High & Low Uric Acid Symptoms: How to Stay in a Safe Range
High and low uric acid levels both have risks. Learn what to look for and how uric acid may affect your body.
Uric acid is produced when the body breaks down purines — natural substances found in every cell and in most foods. It’s mainly flushed out through the kidneys, but uric acid is much more than a waste product. It is a double-edged sword, increasing the risk of some health problems and helping prevent others.
High and Low Uric Acid: Risks and Benefits
Uric acid is usually considered high when it’s over 7 milligrams per deciliter (mg/dL) for men (and those who were male at birth) and over 6 mg/dL for women (and those who were female at birth). Low uric acid is defined as less than 2 mg/dL.
You’ve probably heard about high uric acid, or hyperuricemia, because it’s the biggest risk factor for gout — a particularly painful form of arthritis. It’s important to note that the vast majority of people with hyperuricemia never develop gout.
High uric acid is also linked to uric acid kidney stones and chronic kidney disease. In some studies, it’s associated with high blood pressure and heart failure as well as metabolic syndrome — a group of symptoms that increase your chances of diabetes, stroke and heart disease.
Low uric acid, or hypouricemia, gets less attention because it affects far fewer people — only about 0.5% of the population. Yet it’s associated with serious neurologic disorders, including Alzheimer’s disease, Parkinson’s disease and amyotrophic lateral sclerosis (ALS), reduced kidney function and a painful nerve condition called trigeminal neuralgia. Higher uric acid is known to help protect against these disorders. Low uric acid is also associated with kidney damage after vigorous exercise (called exercise-induced kidney injury) and uric acid kidney stones.
Most mammals have an enzyme that breaks down uric acid so it can be easily flushed out of the system. Only humans and certain apes lack this enzyme, making low — and especially high — uric acid more likely.
Higher-than-normal uric acid can result from:
- Not excreting enough uric acid from the body, sometimes from dehydration but more often kidney disease.
- Drinking alcohol, which increases the risk of gout and gout flares.
- Eating a high-purine diet that includes a lot of red meat, shellfish, sweets, sugary sodas and high-fructose corn syrup. (Fructose from fruit can also contribute to high uric acid.)
- Certain medications, including some used for arthritis, such as cyclosporine (Neoral) and tacrolimus (Prograf).

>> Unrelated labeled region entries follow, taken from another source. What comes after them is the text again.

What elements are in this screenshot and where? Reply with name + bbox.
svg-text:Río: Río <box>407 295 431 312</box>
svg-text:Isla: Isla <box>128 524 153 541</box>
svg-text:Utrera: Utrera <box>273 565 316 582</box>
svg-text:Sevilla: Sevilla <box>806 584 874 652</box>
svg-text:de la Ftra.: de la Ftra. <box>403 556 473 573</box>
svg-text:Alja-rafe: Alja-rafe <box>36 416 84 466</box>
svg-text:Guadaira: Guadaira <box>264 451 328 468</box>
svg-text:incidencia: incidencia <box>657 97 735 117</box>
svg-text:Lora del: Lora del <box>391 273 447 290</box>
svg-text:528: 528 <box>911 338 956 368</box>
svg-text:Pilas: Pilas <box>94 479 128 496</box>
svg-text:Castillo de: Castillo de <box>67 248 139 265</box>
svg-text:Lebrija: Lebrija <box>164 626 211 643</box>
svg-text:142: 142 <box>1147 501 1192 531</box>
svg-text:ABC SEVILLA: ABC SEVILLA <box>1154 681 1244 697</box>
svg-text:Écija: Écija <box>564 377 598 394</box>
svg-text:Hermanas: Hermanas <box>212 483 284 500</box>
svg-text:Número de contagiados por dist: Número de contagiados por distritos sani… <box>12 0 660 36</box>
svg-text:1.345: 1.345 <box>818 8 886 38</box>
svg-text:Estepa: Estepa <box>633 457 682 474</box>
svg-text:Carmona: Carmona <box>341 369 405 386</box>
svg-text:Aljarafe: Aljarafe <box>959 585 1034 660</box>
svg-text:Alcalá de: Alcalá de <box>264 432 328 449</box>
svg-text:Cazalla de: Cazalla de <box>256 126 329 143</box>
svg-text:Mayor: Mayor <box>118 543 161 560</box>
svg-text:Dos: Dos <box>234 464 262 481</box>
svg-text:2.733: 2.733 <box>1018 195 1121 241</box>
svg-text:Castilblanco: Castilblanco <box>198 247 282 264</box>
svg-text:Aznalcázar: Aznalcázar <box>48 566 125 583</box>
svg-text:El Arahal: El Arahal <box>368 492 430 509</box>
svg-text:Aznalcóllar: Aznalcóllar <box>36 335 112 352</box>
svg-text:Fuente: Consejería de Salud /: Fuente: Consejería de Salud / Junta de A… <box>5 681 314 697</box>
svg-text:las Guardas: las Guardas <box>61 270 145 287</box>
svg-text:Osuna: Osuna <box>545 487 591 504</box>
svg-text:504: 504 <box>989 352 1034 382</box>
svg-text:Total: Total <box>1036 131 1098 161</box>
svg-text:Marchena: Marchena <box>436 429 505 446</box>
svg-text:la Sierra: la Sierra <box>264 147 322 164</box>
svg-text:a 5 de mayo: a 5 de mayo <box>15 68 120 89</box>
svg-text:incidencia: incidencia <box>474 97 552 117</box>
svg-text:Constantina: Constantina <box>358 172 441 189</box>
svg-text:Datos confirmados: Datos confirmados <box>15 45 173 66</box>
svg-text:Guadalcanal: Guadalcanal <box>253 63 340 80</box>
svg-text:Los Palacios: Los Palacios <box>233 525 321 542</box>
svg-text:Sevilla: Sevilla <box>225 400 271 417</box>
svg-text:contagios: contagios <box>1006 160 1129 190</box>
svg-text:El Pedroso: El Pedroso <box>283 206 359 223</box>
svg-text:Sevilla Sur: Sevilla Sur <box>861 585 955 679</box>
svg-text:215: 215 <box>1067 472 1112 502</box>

- Rare inherited disorders that decrease uric acid production.
- Fanconi syndrome, which causes the filtering tubes in your kidneys to excrete too much uric acid and other substances.
- Anti-gout drugs such as allopurinol (Zyloprim).

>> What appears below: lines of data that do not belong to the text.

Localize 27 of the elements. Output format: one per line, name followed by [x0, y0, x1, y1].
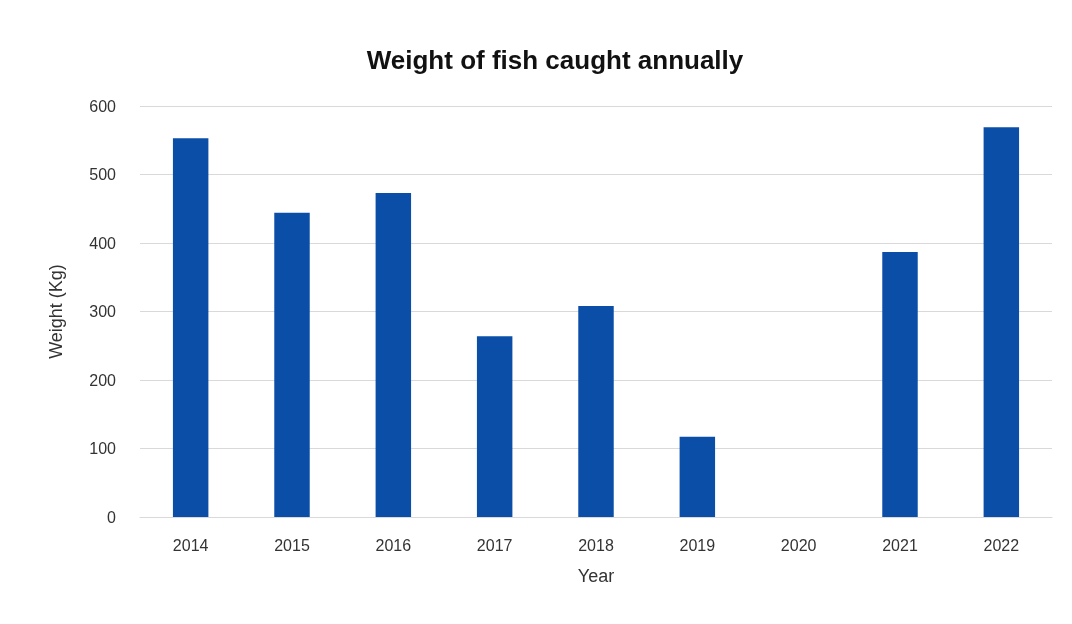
y-tick-label: 200: [89, 371, 117, 389]
bar: [983, 127, 1020, 517]
x-tick-label: 2014: [172, 536, 209, 554]
x-tick-label: 2018: [578, 536, 614, 554]
y-axis-title: Weight (Kg): [46, 264, 66, 359]
y-tick-label: 500: [89, 166, 117, 183]
x-axis-title: Year: [577, 566, 615, 586]
chart-title: Weight of fish caught annually: [366, 45, 744, 75]
bar: [172, 138, 209, 517]
y-tick-label: 100: [89, 440, 117, 457]
y-tick-label: 600: [89, 97, 117, 115]
bar: [882, 251, 918, 517]
y-tick-label: 300: [89, 303, 117, 320]
x-tick-label: 2019: [679, 536, 716, 554]
bar: [679, 436, 716, 517]
y-tick-label: 400: [89, 234, 117, 252]
bar: [476, 336, 513, 517]
bar: [274, 212, 310, 517]
x-tick-label: 2021: [882, 536, 918, 554]
bar: [578, 306, 614, 517]
x-tick-label: 2017: [476, 536, 513, 554]
x-tick-label: 2022: [983, 536, 1020, 554]
bar: [375, 193, 412, 517]
x-tick-label: 2015: [274, 536, 310, 554]
x-tick-label: 2016: [375, 536, 412, 554]
x-tick-label: 2020: [780, 536, 817, 554]
y-tick-label: 0: [107, 508, 117, 526]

- A family history of hypouricemia.
High and low uric acid in themselves don’t cause symptoms. They’re often discovered when you have a blood test for something else or you have symptoms that suggest them. For example, inflammation and intense pain at the base of your big toe are often signs of gout. Uric acid kidney stones, common in both high and low uric acid, can cause severe pain in your side and low back. And Fanconi syndrome, one cause of low uric acid, can lead to muscle weakness, fatigue and peeing more than normal.
Safe Uric Acid Levels
If you’re taking anti-gout drugs — usually because you have several gout flares a year, joint damage or skin nodules called tophi — your doctor may try to keep your uric acid level below 6 mg/dL. For people with long-standing or aggressive disease, the target may be even lower. If you have high uric acid but no symptoms, treatment isn’t needed, though your doctor may want to keep an eye on it. Low uric acid that doesn’t cause symptoms usually isn’t a concern, either. But because low levels are associated with neurological problems, you may want to add more purine-rich foods to your diet, with a focus on healthier options like fish, fruit and full-fat dairy.

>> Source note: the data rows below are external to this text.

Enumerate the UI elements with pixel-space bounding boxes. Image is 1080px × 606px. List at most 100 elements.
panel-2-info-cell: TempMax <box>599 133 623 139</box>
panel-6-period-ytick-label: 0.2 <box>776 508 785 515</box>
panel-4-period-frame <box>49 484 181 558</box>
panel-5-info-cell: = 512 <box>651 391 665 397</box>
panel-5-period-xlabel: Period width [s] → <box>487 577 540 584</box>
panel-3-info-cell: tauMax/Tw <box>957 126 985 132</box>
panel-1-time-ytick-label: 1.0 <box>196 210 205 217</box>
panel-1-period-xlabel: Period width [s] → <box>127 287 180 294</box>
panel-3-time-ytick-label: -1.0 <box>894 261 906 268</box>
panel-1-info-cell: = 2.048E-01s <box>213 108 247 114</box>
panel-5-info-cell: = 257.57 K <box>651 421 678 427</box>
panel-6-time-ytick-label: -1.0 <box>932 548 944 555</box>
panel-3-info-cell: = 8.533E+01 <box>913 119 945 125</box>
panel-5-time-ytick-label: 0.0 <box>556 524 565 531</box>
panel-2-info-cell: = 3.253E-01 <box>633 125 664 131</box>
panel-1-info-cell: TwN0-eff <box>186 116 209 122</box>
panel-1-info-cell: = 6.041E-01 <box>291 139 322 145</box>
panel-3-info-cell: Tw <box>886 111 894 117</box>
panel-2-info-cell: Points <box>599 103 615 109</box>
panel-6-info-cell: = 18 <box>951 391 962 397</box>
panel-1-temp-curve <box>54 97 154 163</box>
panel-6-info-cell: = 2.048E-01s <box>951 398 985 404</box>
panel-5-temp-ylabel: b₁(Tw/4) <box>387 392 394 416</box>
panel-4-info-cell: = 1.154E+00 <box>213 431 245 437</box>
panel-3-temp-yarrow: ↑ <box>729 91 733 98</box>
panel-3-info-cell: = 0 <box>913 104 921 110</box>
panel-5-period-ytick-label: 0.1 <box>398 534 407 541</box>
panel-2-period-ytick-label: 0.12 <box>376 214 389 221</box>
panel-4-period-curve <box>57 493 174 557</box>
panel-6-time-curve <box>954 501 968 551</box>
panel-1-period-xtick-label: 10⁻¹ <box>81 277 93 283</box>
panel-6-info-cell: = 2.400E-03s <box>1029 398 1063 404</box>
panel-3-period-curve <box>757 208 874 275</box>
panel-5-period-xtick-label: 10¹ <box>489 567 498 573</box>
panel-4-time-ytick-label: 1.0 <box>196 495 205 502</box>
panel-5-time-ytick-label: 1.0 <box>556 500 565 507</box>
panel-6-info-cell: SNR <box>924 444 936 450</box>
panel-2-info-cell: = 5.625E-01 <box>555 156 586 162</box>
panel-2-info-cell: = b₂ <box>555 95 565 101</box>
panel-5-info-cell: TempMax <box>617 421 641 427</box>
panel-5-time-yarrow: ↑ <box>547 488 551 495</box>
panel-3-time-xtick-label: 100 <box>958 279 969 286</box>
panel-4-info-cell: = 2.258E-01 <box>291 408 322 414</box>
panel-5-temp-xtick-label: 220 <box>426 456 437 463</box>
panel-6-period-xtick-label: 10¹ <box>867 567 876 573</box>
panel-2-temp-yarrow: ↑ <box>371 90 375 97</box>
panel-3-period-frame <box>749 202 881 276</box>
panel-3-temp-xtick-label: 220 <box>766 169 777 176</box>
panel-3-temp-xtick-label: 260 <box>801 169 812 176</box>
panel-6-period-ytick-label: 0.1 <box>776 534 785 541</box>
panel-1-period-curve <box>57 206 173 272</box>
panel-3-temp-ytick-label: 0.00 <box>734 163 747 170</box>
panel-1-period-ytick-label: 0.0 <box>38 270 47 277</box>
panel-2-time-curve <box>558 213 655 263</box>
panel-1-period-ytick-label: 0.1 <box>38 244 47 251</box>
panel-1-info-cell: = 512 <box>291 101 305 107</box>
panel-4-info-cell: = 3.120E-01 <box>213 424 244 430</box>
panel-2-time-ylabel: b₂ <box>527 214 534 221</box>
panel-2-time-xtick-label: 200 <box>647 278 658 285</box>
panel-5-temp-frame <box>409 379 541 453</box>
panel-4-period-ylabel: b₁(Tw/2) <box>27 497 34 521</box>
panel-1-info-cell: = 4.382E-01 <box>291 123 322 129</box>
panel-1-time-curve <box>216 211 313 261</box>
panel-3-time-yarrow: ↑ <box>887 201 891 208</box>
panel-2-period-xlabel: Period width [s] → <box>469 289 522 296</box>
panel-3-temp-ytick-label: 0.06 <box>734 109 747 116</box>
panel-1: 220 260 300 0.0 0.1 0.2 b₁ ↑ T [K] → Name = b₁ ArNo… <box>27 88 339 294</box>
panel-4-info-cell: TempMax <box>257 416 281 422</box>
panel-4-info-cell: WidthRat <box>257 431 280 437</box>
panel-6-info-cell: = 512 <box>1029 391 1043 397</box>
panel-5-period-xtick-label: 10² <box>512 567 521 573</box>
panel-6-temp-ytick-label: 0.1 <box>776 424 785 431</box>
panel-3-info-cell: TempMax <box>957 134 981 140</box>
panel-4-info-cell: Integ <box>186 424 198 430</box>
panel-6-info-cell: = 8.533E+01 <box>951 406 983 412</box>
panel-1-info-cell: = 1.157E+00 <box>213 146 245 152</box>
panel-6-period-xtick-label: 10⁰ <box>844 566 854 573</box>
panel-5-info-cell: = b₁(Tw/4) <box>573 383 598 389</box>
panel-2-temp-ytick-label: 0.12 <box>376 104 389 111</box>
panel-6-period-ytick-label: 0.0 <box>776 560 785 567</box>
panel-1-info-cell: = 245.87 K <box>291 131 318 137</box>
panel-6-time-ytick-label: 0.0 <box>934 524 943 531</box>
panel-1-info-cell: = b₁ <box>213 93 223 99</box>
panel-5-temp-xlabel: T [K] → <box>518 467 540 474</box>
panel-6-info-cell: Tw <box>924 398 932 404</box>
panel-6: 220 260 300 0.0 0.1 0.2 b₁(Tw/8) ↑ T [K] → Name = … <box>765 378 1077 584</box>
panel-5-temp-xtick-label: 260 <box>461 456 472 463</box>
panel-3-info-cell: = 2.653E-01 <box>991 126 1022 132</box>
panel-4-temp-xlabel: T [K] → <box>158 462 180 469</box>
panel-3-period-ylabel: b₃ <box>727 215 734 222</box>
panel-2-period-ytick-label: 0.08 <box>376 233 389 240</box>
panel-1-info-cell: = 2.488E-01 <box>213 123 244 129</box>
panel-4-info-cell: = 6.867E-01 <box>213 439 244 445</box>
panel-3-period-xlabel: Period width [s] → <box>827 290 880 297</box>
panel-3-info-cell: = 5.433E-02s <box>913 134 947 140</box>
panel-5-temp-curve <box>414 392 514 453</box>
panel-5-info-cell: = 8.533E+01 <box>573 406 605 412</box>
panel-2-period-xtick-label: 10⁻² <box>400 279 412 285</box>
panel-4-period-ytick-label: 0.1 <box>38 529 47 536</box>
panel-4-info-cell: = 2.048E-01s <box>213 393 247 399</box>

Known to increase uric acid, many of these foods also cause inflammation, affect your heart health and may set the stage for diabetes.
- Red meat, especially organ meats like liver and kidney
- Alcohol, especially beer
- Sugary drinks, candy and desserts
- Saturated fats in red meat, butter, cream, ice cream and coconut oil
- Sweetened or unsweetened fruit juice, except cherry juice
- Some types of seafood, such as shellfish, anchovies and tuna, used to be off-limits for people with gout. Now the health benefits of moderate amounts of fish are thought to outweigh potential harm.